“Why should I believe in atoms? I can’t see them.” Students ought to ask such questions, and teachers ought to seize the teachable moment.
“Because I [or the textbook, or some other authority, etc] said so” fails to take advantage of the teaching opportunity. It does not invite the student to learn to use the investigative methods of science, rather it simply closes off a discussion.
The statement “I can’t see them.” is true, as long as one accepts the student’s implicit assumption that seeing is accomplished only with the eyes. An alert teacher can use this as an opportunity to invite the student to participate in a richer world. Perhaps a better answer is to offer, in a comforting voice, “Do blind people believe in shoes?” Such a response can move the discussion toward ways in which we use other senses and inferences from many sources to create an object in our minds. How do we “see without seeing”?
Seeing with the mind is a skill, and many students have not yet worked with that skill. But students can practice, and with practice they can get better. Teachers can help them learn the skill.

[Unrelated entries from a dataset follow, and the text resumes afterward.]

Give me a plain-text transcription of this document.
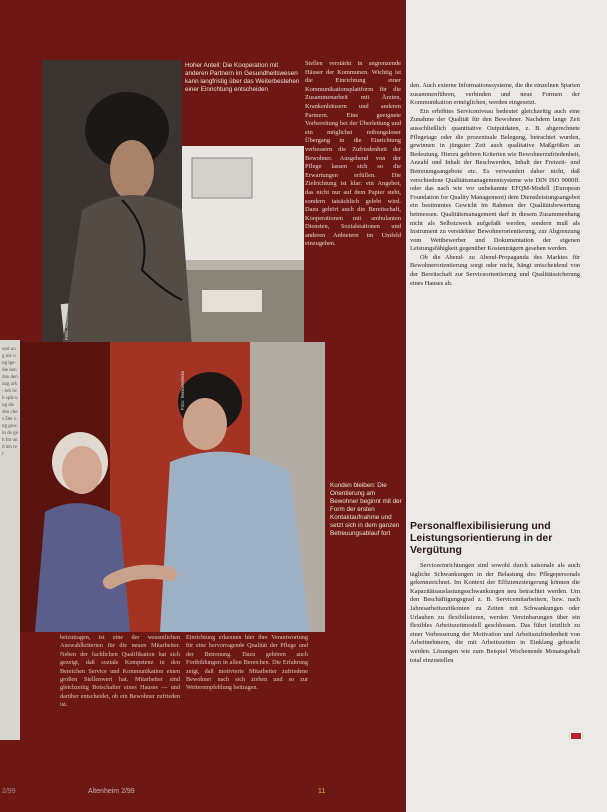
und ung uie ung ige- die hen dan den ung ark- ieh lich spät ung die den ches Der ung gesc in de geh Im und ten rer
Hoher Anteil: Die Kooperation mit anderen Partnern im Gesundheitswesen kann langfristig über das Weiterbestehen einer Einrichtung entscheiden
Foto: Ärzteschaft
Stellen verstärkt in angrenzende Häuser der Kommunen. Wichtig ist die Einrichtung einer Kommunikationsplattform für die Zusammenarbeit mit Ärzten, Krankenhäusern und anderen Partnern. Eine geeignete Vorbereitung bei der Überleitung und ein möglichst reibungsloser Übergang in die Einrichtung verbessern die Zufriedenheit der Bewohner. Ausgehend von der Pflege lassen sich so die Erwartungen erfüllen. Die Zielrichtung ist klar: ein Angebot, das nicht nur auf dem Papier steht, sondern tatsächlich gelebt wird. Dazu gehört auch die Bereitschaft, Kooperationen mit ambulanten Diensten, Sozialstationen und anderen Anbietern im Umfeld einzugehen.
Foto: Seniorenheim
Kunden bleiben: Die Orientierung am Bewohner beginnt mit der Form der ersten Kontaktaufnahme und setzt sich in dem ganzen Betreuungsablauf fort
beizutragen, ist eine der wesentlichen Auswahlkriterien für die neuen Mitarbeiter. Neben der fachlichen Qualifikation hat sich gezeigt, daß soziale Kompetenz in den Bereichen Service und Kommunikation einen großen Stellenwert hat. Mitarbeiter sind gleichzeitig Botschafter eines Hauses — und darüber entscheidet, ob ein Bewohner zufrieden ist.
Einrichtung erkennen hier ihre Verantwortung für eine hervorragende Qualität der Pflege und der Betreuung. Dazu gehören auch Fortbildungen in allen Bereichen. Die Erfahrung zeigt, daß motivierte Mitarbeiter zufriedene Bewohner nach sich ziehen und so zur Weiterempfehlung beitragen.

den. Auch externe Informationssysteme, die die einzelnen Sparten zusammenführen, verbinden und neue Formen der Kommunikation ermöglichen, werden eingesetzt.

Ein erhöhtes Serviceniveau bedeutet gleichzeitig auch eine Zunahme der Qualität für den Bewohner. Nachdem lange Zeit ausschließlich quantitative Outputdaten, z. B. abgerechnete Pflegetage oder die prozentuale Belegung, betrachtet wurden, gewinnen in jüngster Zeit auch qualitative Maßgrößen an Bedeutung. Hierzu gehören Kriterien wie Bewohnerzufriedenheit, Anzahl und Inhalt der Beschwerden, Inhalt der Freizeit- und Betreuungsangebote etc. Es verwundert daher nicht, daß verschiedene Qualitätsmanagementsysteme wie DIN ISO 9000ff. oder das nach wie vor unbekannte EFQM-Modell (European Foundation for Quality Management) dem Dienstleistungsangebot ein bestimmtes Gewicht im Rahmen der Qualitätsbewertung beimessen. Qualitätsmanagement darf in diesem Zusammenhang nicht als Selbstzweck aufgefaßt werden, sondern muß als Instrument zu verstärkter Bewohnerorientierung, zur Abgrenzung vom Wettbewerber und Dokumentation der eigenen Leistungsfähigkeit gegenüber Kostenträgern gesehen werden.

Ob die Abend- zu Abend-Propaganda des Marktes für Bewohnerorientierung sorgt oder nicht, hängt entscheidend von der Bereitschaft zur Serviceorientierung und Qualitätssicherung eines Hauses ab.

Personalflexibilisierung und Leistungsorientierung in der Vergütung
Serviceeinrichtungen sind sowohl durch saisonale als auch tägliche Schwankungen in der Belastung des Pflegepersonals gekennzeichnet. Im Kontext der Effizienzsteigerung können die Kapazitätsauslastungsschwankungen neu betrachtet werden. Um den Beschäftigungsgrad z. B. Servicemitarbeitern, bzw. nach Jahresarbeitszeitkonten zu Zeiten mit Schwankungen oder Urlauben zu flexibilisieren, werden Vereinbarungen über ein flexibles Arbeitszeitmodell geschlossen. Das führt letztlich zu einer Verbesserung der Motivation und Arbeitszufriedenheit von Arbeitnehmern, die mit Arbeitszeiten in Einklang gebracht werden. Lösungen wie zum Beispiel Wochenende Monatsgehalt total einzustellen
2/99	Altenheim 2/99	11
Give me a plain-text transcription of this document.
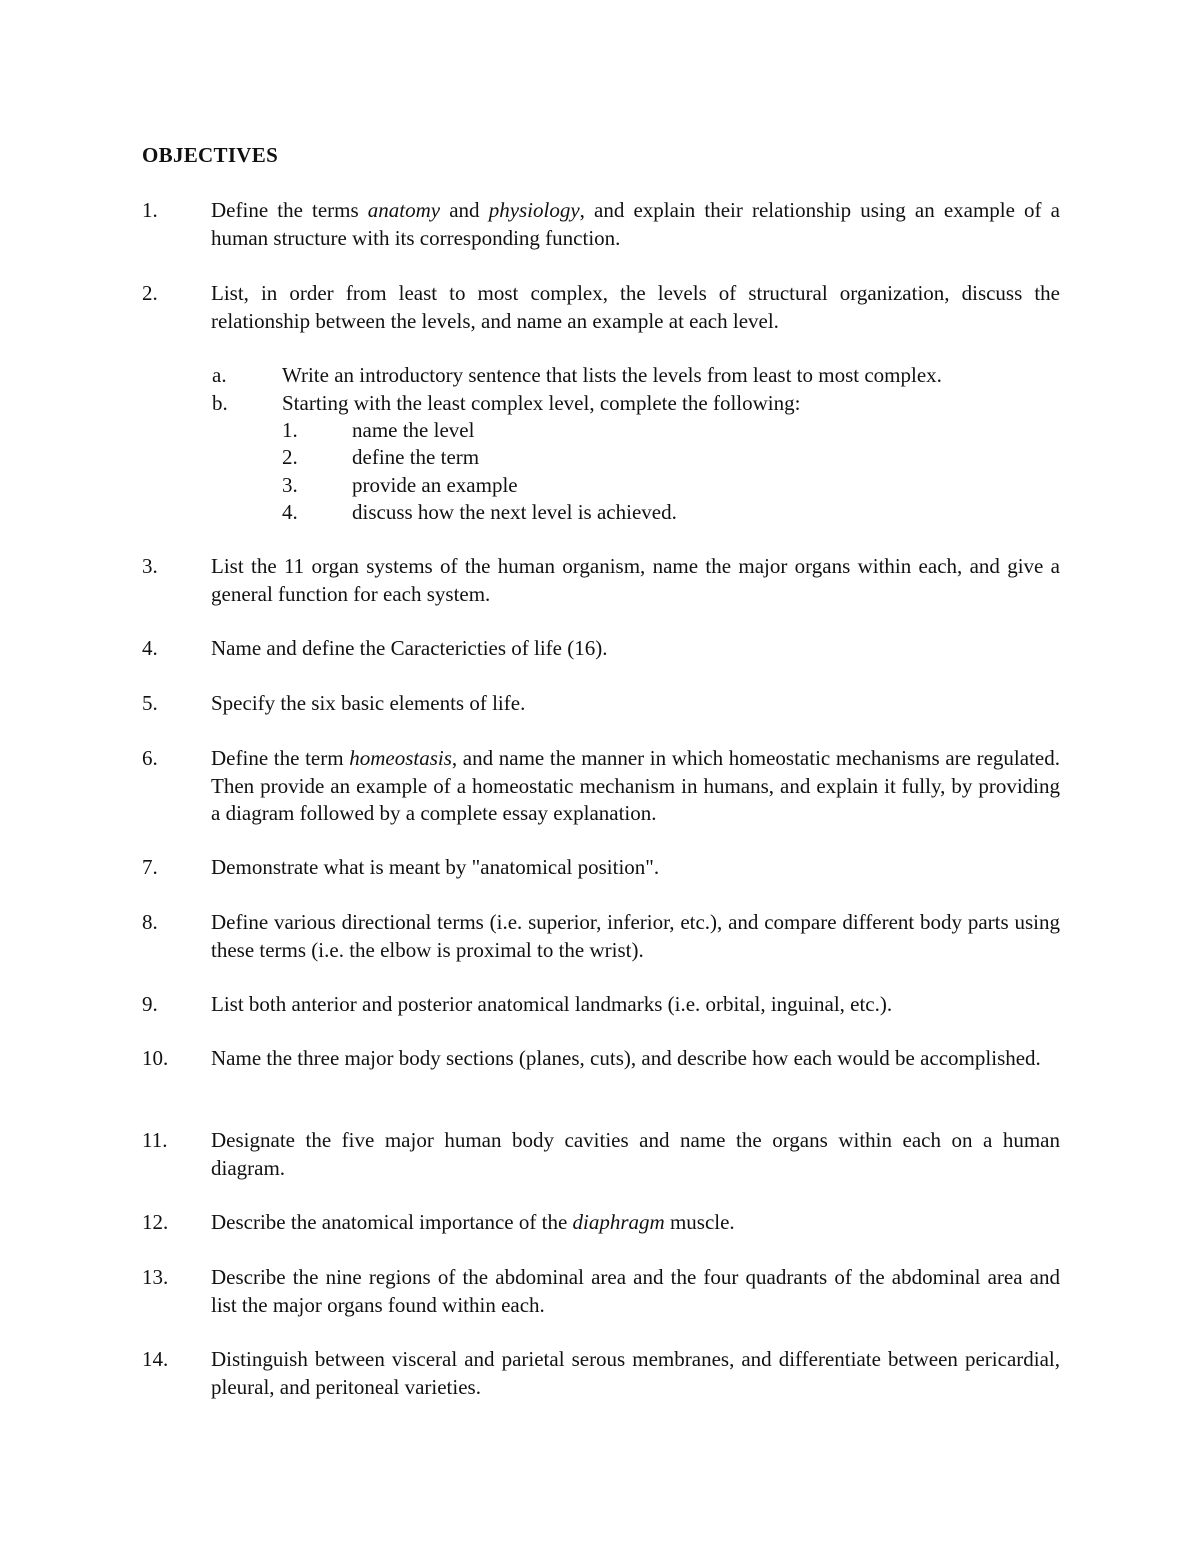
OBJECTIVES
1.	Define the terms anatomy and physiology, and explain their relationship using an example of a human structure with its corresponding function.
2.	List, in order from least to most complex, the levels of structural organization, discuss the relationship between the levels, and name an example at each level.
a.	Write an introductory sentence that lists the levels from least to most complex.
b.	Starting with the least complex level, complete the following:
1.	name the level
2.	define the term
3.	provide an example
4.	discuss how the next level is achieved.
3.	List the 11 organ systems of the human organism, name the major organs within each, and give a general function for each system.
4.	Name and define the Caractericties of life (16).
5.	Specify the six basic elements of life.
6.	Define the term homeostasis, and name the manner in which homeostatic mechanisms are regulated. Then provide an example of a homeostatic mechanism in humans, and explain it fully, by providing a diagram followed by a complete essay explanation.
7.	Demonstrate what is meant by "anatomical position".
8.	Define various directional terms (i.e. superior, inferior, etc.), and compare different body parts using these terms (i.e. the elbow is proximal to the wrist).
9.	List both anterior and posterior anatomical landmarks (i.e. orbital, inguinal, etc.).
10. Name the three major body sections (planes, cuts), and describe how each would be accomplished.
11. Designate the five major human body cavities and name the organs within each on a human diagram.
12. Describe the anatomical importance of the diaphragm muscle.
13. Describe the nine regions of the abdominal area and the four quadrants of the abdominal area and list the major organs found within each.
14. Distinguish between visceral and parietal serous membranes, and differentiate between pericardial, pleural, and peritoneal varieties.
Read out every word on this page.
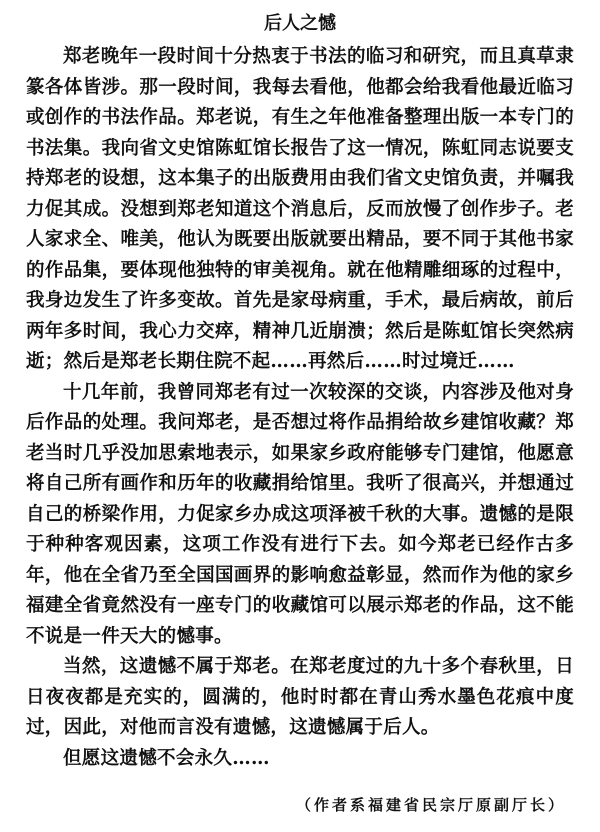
后人之憾

郑老晚年一段时间十分热衷于书法的临习和研究，而且真草隶篆各体皆涉。那一段时间，我每去看他，他都会给我看他最近临习或创作的书法作品。郑老说，有生之年他准备整理出版一本专门的书法集。我向省文史馆陈虹馆长报告了这一情况，陈虹同志说要支持郑老的设想，这本集子的出版费用由我们省文史馆负责，并嘱我力促其成。没想到郑老知道这个消息后，反而放慢了创作步子。老人家求全、唯美，他认为既要出版就要出精品，要不同于其他书家的作品集，要体现他独特的审美视角。就在他精雕细琢的过程中，我身边发生了许多变故。首先是家母病重，手术，最后病故，前后两年多时间，我心力交瘁，精神几近崩溃；然后是陈虹馆长突然病逝；然后是郑老长期住院不起……再然后……时过境迁……

十几年前，我曾同郑老有过一次较深的交谈，内容涉及他对身后作品的处理。我问郑老，是否想过将作品捐给故乡建馆收藏？郑老当时几乎没加思索地表示，如果家乡政府能够专门建馆，他愿意将自己所有画作和历年的收藏捐给馆里。我听了很高兴，并想通过自己的桥梁作用，力促家乡办成这项泽被千秋的大事。遗憾的是限于种种客观因素，这项工作没有进行下去。如今郑老已经作古多年，他在全省乃至全国国画界的影响愈益彰显，然而作为他的家乡福建全省竟然没有一座专门的收藏馆可以展示郑老的作品，这不能不说是一件天大的憾事。

当然，这遗憾不属于郑老。在郑老度过的九十多个春秋里，日日夜夜都是充实的，圆满的，他时时都在青山秀水墨色花痕中度过，因此，对他而言没有遗憾，这遗憾属于后人。

但愿这遗憾不会永久……

（作者系福建省民宗厅原副厅长）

Chemistry Chapter Zero provides approaches and materials to help students learn to “see without seeing.” Only a summary will be given here; the Teaching page provides more detail.
The teaching goal is that students will strengthen their ability to “see without seeing”. Having become more comfortable with that skill, they can more easily use indirect evidence for atoms and finally, accept that atoms are real.
How long does it take for students to learn to “see without seeing”? I offer the comment of a colleague who teaches sophomore organic chemistry: “I have to work so hard with models; it takes them a long time to be able to see reactions”.